Developer cost before and after observing Risk-2 = No. The distribution collapses to the lower baseline.

With Risk-2 ruled out, the Developer cost collapses to the lower baseline distribution, and the total project cost shifts left accordingly.

9.6 Updating: Modifying the Network

Use prob_net_update() to modify the network structure or distributions. Suppose a design review eliminates Requirements Scope Creep as a concern: remove the arc from Risk-1 to Resource-1 and replace the conditional distribution with a fixed normal.

updated_graph <- prob_net_update(
  graph,
  remove_links = data.frame(source = "A", target = "C", stringsAsFactors = FALSE),
  update_distributions = list(
    C = list(type = "normal", mean = 15000, sd = 3000)
  )
)
updated_results <- prob_net_sim(updated_graph, num_samples = 10000)
hist_before <- hist(sim_results$C,      breaks = 60, plot = FALSE)
hist_after  <- hist(updated_results$C,  breaks = 60, plot = FALSE)

plot(
  hist_before,
  main  = "Business Analyst Cost: Before vs. After Removing Risk-1",
  xlab  = "Cost ($)", col = "skyblue", border = "white",
  ylim  = c(0, max(hist_before$counts, hist_after$counts))
)
plot(hist_after, col = rgb(0, 0, 1, 0.5), border = "white", add = TRUE)
legend(
  "topright",
  legend = c("Before (Risk-1 possible)", "After (Risk-1 removed)"),
  fill   = c("skyblue", rgb(0, 0, 1, 0.5)), bty = "n"
)

Business Analyst cost before and after removing the Risk-1 arc. The heavy right tail disappears.

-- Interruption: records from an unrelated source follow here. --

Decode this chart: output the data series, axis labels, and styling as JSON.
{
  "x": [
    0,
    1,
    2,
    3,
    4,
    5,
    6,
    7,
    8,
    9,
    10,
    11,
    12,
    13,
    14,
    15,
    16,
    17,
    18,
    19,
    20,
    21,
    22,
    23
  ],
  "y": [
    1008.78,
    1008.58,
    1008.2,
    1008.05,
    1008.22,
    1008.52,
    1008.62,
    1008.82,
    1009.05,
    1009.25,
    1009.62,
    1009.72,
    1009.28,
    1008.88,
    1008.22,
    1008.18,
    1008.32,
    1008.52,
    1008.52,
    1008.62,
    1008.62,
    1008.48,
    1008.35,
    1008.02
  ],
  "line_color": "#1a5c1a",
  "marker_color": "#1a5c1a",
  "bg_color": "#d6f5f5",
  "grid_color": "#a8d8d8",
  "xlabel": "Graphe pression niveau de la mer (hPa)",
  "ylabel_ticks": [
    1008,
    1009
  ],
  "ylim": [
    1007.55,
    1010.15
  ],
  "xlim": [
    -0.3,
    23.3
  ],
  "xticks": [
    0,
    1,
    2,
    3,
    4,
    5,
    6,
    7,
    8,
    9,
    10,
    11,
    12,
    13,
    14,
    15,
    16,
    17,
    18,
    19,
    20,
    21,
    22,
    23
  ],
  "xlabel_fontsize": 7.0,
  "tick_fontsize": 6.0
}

9.7 The Four Core Functions

Function What it does
prob_net() Constructs the network from nodes, edges, and distributions
prob_net_sim() Forward-simulates to estimate cost distributions
prob_net_learn() Clamps observed nodes and re-simulates to propagate evidence
prob_net_update() Modifies network structure and distributions as the project evolves

9.8 Summary

TipKey Takeaways
  • A probabilistic network models the full dependency chain from risks → resources → tasks → project cost, encoding uncertainty at every layer.
  • prob_net_sim() draws Monte Carlo samples in topological order, propagating risk states through the network to produce a total cost distribution.
  • prob_net_learn() conditions on observed evidence (seeing): clamping a node to its observed value and re-simulating the downstream distribution.
  • prob_net_update() performs structural changes (doing): removing edges or replacing distributions, enabling causal interventions beyond what conditioning can express.
  • The difference between seeing and doing becomes consequential when nodes share upstream parents; see Chapter 10 for the full treatment with shared enterprise risks.

9.9 Exercises

  1. Learning effect. In the example, we observed Risk-2 = No. What do you expect happens to the total project cost distribution (node I) when Risk-2 is observed as “Yes” instead? Test your prediction by running prob_net_learn() with list(B = "Yes") and plotting the result.

  2. Modify a risk. Change the probability of Risk-1 from 0.70 to 0.30. How does this affect the mean total project cost from prob_net_sim()? Is the change proportional to the probability change?

  3. Add a QA risk. Modify the network so that a new Risk-3 (with probability 0.40) affects the QA Engineer (Resource-3), increasing their cost from a mean of $20K to $35K if it occurs. Update the distributions and re-simulate. How much does this add to the expected project cost? ★

  4. Seeing vs. doing. Explain the difference between prob_net_learn(observations = list(B = "No")) and prob_net_update(remove_links = ...). When would you use each? Which corresponds to “seeing” and which to “doing” in the causal inference sense? (See Chapter 10 for the full treatment.)

  5. Project structure. ★ This example has a simple layered structure (Risk → Resource → Task → Project). Design a more complex network with two risks that both affect the same resource. What does that mean for the correlation between the two downstream tasks? Build the network and verify with a correlation matrix of sim_results.